Eric Lindros n’a jamais fait de compromis durant sa carrière. De sa sélection par les Nordiques lors du repêchage de 1991 à sa mise sous contrat comme ombudsman par l’Association des joueurs de la LNH, le parcours de l’ancien numéro 88 des Flyers a été ponctué de divers conflits.

L’ancien arbitre de la LNH, Paul Stewart, est le dernier en lice à subir les foudres de Lindros. L’ancienne gloire des Generals d’Oshawa accuse l’officiel à la retraite de salir sa réputation à la suite de la publication d’une anecdote en juillet dernier. Selon Stewart, Lindros lui aurait parlé grossièrement sur la glace avant un match joué lors de sa saison recrue. L’ancien joueur de centre aurait aussi déchiré des affiches autographiées destinées à une œuvre de charité. Le plaignant réclame 250 000 $ de dédommagement devant la cour de l’Ontario. Stewart est abasourdi par cette histoire.

« J’écris des billets pour divers sites Internet. Un éditeur m’a demandé d’écrire à propos des joueurs avec qui j’avais eu des relations tendues sur la glace.

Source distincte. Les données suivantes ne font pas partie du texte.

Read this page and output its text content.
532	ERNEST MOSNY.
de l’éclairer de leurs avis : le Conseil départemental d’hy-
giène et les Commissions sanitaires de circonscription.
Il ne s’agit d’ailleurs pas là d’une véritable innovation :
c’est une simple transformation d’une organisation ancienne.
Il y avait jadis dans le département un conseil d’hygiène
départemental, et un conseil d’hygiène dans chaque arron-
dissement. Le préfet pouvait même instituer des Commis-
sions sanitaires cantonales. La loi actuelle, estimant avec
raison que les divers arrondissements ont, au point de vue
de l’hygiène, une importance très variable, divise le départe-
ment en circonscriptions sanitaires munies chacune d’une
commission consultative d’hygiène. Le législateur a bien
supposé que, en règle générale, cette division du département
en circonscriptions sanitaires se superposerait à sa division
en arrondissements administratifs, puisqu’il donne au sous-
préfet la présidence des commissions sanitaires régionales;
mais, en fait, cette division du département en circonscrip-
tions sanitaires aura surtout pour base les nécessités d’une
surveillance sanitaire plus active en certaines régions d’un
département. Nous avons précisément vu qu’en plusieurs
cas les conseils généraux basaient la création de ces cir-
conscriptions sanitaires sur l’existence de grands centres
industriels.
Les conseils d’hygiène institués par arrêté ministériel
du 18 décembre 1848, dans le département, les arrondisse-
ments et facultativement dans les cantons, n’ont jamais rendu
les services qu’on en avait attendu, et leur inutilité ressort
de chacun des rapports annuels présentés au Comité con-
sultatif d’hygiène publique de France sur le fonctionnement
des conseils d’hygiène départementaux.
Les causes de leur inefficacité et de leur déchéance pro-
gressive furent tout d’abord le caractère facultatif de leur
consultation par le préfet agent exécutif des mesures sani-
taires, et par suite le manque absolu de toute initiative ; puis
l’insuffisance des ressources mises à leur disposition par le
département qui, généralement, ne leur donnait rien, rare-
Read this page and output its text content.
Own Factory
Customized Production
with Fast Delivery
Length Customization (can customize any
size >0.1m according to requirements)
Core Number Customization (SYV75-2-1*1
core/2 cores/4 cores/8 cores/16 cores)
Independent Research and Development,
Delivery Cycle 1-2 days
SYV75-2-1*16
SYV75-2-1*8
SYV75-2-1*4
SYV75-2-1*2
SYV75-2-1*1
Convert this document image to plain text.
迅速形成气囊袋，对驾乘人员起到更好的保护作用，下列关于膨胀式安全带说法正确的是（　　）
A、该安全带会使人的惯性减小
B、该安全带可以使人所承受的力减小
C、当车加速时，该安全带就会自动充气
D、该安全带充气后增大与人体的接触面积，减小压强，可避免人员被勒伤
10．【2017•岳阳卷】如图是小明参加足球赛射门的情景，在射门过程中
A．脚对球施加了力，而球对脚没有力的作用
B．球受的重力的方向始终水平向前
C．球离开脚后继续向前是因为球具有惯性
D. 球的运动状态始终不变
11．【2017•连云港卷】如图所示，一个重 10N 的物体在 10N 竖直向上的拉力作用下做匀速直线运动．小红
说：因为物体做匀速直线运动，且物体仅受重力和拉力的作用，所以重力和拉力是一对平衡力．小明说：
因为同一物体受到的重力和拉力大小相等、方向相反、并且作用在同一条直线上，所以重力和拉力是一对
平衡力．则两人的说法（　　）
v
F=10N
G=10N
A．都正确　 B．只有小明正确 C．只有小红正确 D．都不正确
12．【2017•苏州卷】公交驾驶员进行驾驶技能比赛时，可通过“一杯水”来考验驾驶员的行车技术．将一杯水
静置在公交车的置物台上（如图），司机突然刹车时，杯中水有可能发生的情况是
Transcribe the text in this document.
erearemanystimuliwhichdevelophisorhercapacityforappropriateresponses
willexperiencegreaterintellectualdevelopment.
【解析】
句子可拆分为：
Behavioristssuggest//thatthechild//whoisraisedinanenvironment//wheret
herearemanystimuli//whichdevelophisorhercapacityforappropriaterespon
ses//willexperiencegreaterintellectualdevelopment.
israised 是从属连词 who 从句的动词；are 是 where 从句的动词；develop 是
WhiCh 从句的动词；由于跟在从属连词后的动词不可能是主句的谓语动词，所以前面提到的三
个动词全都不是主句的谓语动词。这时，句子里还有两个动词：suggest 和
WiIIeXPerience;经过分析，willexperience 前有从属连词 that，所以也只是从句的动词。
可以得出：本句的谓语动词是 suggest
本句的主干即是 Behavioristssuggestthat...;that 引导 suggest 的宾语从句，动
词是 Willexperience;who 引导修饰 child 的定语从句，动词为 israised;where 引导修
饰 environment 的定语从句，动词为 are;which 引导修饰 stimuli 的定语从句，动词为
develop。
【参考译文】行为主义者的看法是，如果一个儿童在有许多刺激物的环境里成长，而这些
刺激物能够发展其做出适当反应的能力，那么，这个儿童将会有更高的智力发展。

Lindros était un des joueurs dans la liste et il n’était même pas mentionné dans le titre. Je raconte des anecdotes à propos des joueurs dans des dîners et dans les médias depuis toujours. J’ai raconté plusieurs fois comment Gordie Howe m’a donné un coup de coude au visage lors de mon premier match contre lui. Il n’y a jamais eu de malice en racontant ces histoires. Lindros, pour moi, c’est un joueur comme les autres. Je n’entretiens aucune rancune envers lui. »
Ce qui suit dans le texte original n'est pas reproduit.